1-Divân-ı Lügati’t-Türk Tercümesi:
Abbasi halifesi el-Muktedî Billâh Abdullah b. Muhammed’e hediye edilen Kaşgarlı Mahmud’un meşhur eserinin Türkçe çevirisidir. Maalesef bu eseri tamamlamak nasip olmamıştır.

2-Şifâyı Şerif Tercümesi:
Kadı İyad b. Musa el-Yahsubî’nin İslâm âleminde çok tutulan tanınmış eseri “es-Şifâ bi-Ta’rîfi Hukuki’l Mustafa” isimli eserinin çevirisidir. Kur’ân-ı Hakîm ve Meâl-i Kerîm’den de alıntılar yaptığı bu çalışma, Çantay’ın titiz tutumu yüzünden bitirilememiştir.

3-Huccetu’llâhi’l-Bâliğa Tercümesi ve Şerhi:
Şah Veliyullah ed-Dihlevî’nin önemli eserinin çevirisi ve yorumlanmasıdır. Şifâ-yı Şerif tercümesi gibi bu eserinden de Kur’ân-ı Hakîm ve Meâl-i Kerîm’de geniş ölçüde alıntılar yapmıştır.

4-Türk Savları:
Türk Dili’nde çok kullanılan bir kısım atasözlerinin kaynağını ve kullanılış yerlerini açıklayan bir çalışmadır.

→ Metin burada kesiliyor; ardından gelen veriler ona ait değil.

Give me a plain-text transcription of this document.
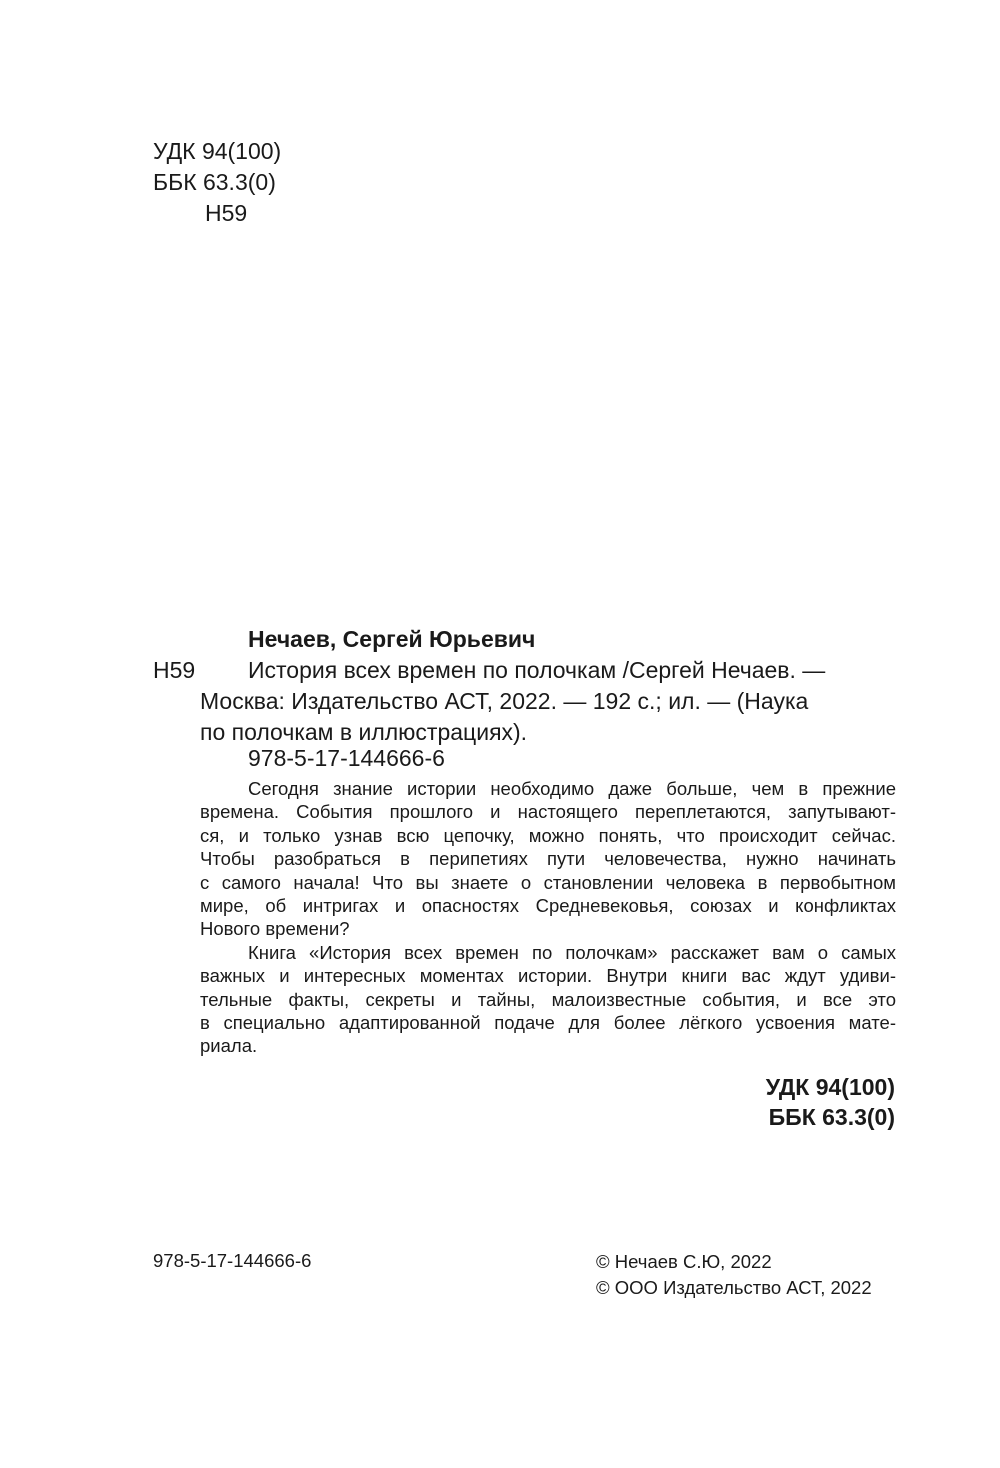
УДК 94(100)
ББК 63.3(0)
Н59
Нечаев, Сергей Юрьевич
Н59	История всех времен по полочкам /Сергей Нечаев. —
Москва: Издательство АСТ, 2022. — 192 с.; ил. — (Наука
по полочкам в иллюстрациях).
978-5-17-144666-6
Сегодня знание истории необходимо даже больше, чем в прежние
времена. События прошлого и настоящего переплетаются, запутывают-
ся, и только узнав всю цепочку, можно понять, что происходит сейчас.
Чтобы разобраться в перипетиях пути человечества, нужно начинать
с самого начала! Что вы знаете о становлении человека в первобытном
мире, об интригах и опасностях Средневековья, союзах и конфликтах
Нового времени?
Книга «История всех времен по полочкам» расскажет вам о самых
важных и интересных моментах истории. Внутри книги вас ждут удиви-
тельные факты, секреты и тайны, малоизвестные события, и все это
в специально адаптированной подаче для более лёгкого усвоения мате-
риала.
УДК 94(100)
ББК 63.3(0)
978-5-17-144666-6	© Нечаев С.Ю, 2022
© ООО Издательство АСТ, 2022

Özellikle Kültür Bakanlığı ya da üniversitelerimizin Türk Dili eğitimi veren kuruluşları bu eseri yayınlayarak gün ışığına çıkarmalıdırlar.

5-Kalendernâme:
Bazı konulardaki görüşlere dair felsefî bir denemedir.
6-İslâm’da Cihad ve İdman.
7-Dokuz Derste Arapça ve Farsça Elifba.
8-Maneviyat-ı Askeriye Dersleri.
9-Edebî Kaideler.
10-Gazetecilik Yüzünden.
11-Ticari İkrar.
12-İstimlâk.

HAKKINDA SÖYLENENLER

“Hasan Basri Çantay, tasavvufun ruhu ve ahlâkı üzerindeki etkilerinin görüntüsü olarak sâkin, ciddî ve vakur idi. Ciddiyet ve alçakgönüllülük onda öylesine uyumlu bir biçimde birleşmişti ki, onu kibre kapılmaktan koruduğu ölçüde zillet ve bayağılığa düşmekten de koruyabiliyordu. Bundan dolayı kendisini sevenlere bile elini öptürmekten âdeta sıkıntıya düşerdi.”
Mücteba Uğur

“O, Türk toplumu ayakta tutan aileden dile kadar bütün değerlere son derece bağlıydı. Ana dilini çok iyi bilir, (…) onu gerek yazılarında, gerek şiirlerinde, gerekse tercümelerinde çok iyi kullanırdı. Yazı ve tercümelerinde, sadeliğe önem verir, yazdıklarının anlaşılır olmasını ön planda tutardı.”
Mücteba Uğur

“Edebiyattaki iktidarını anlatmak için uzun söze lüzum yoktur. Manzumelerini okumak kâfidir.” İbnülemin Mahmud Kemal İnal

“Hasan Basri Çantay, alelade bir müşahit değildi. İslâm ilimleri üzerine geniş vukuf sahibi âlim, şâir, muharrir, mûsikiye de aşina bir şahsiyetti. Zekâ ve hassasiyet ek bir ışık halinde birleştiği zaman ne kadar ince ve ne derecede keskin bir kuvvet olursa öyle bir insandı.”
Nureddin Topçu

“Haddimizi bilmek, Âkif’in dostluğunun hariminde yaşamış olan Hasan Basri Çantay’lara gıpta ile, sevgi ile, hürmetle yaklaşıp onlardaki ilâhî emanetten birer damla dilemesini bilmektir.” Nureddin Topçu

“Kelimenin tam anlamıyla halk adamıdır. Halkın gözündeki ve gönlündeki kişidir. Sağlam bir kişiliğe sahiptir. Dinine ve inancına son derece bağlı olmakla birlikte ileri görüşlü ve aydın fikirlidir.”
Mücteba Uğur

“İslâm tasavvufunun ruhu olgunlaştıran terbiyesinden geniş ölçüde nasibini almıştır. O nedenle övülecek güzel bir ahlâkın örneğini vermiştir.”
Mücteba Uğur

“Yetenekleri ve kişiliğini yoğuran hasletleri ayrı ayrı ele aldığı zaman görülür ki, Osmanlı Devletinin son yıllarındaki felâketler içinde pişerek yetişmiş vatansever aydınlara parlak bir misaldir.”
Mücteba Uğur

HASAN BASRİ ÇANTAY’DAN NÜKTELER

Vatan ve din ayrılmaz bir bütündür. Vatan giderse din gider, din giderse vatan gider.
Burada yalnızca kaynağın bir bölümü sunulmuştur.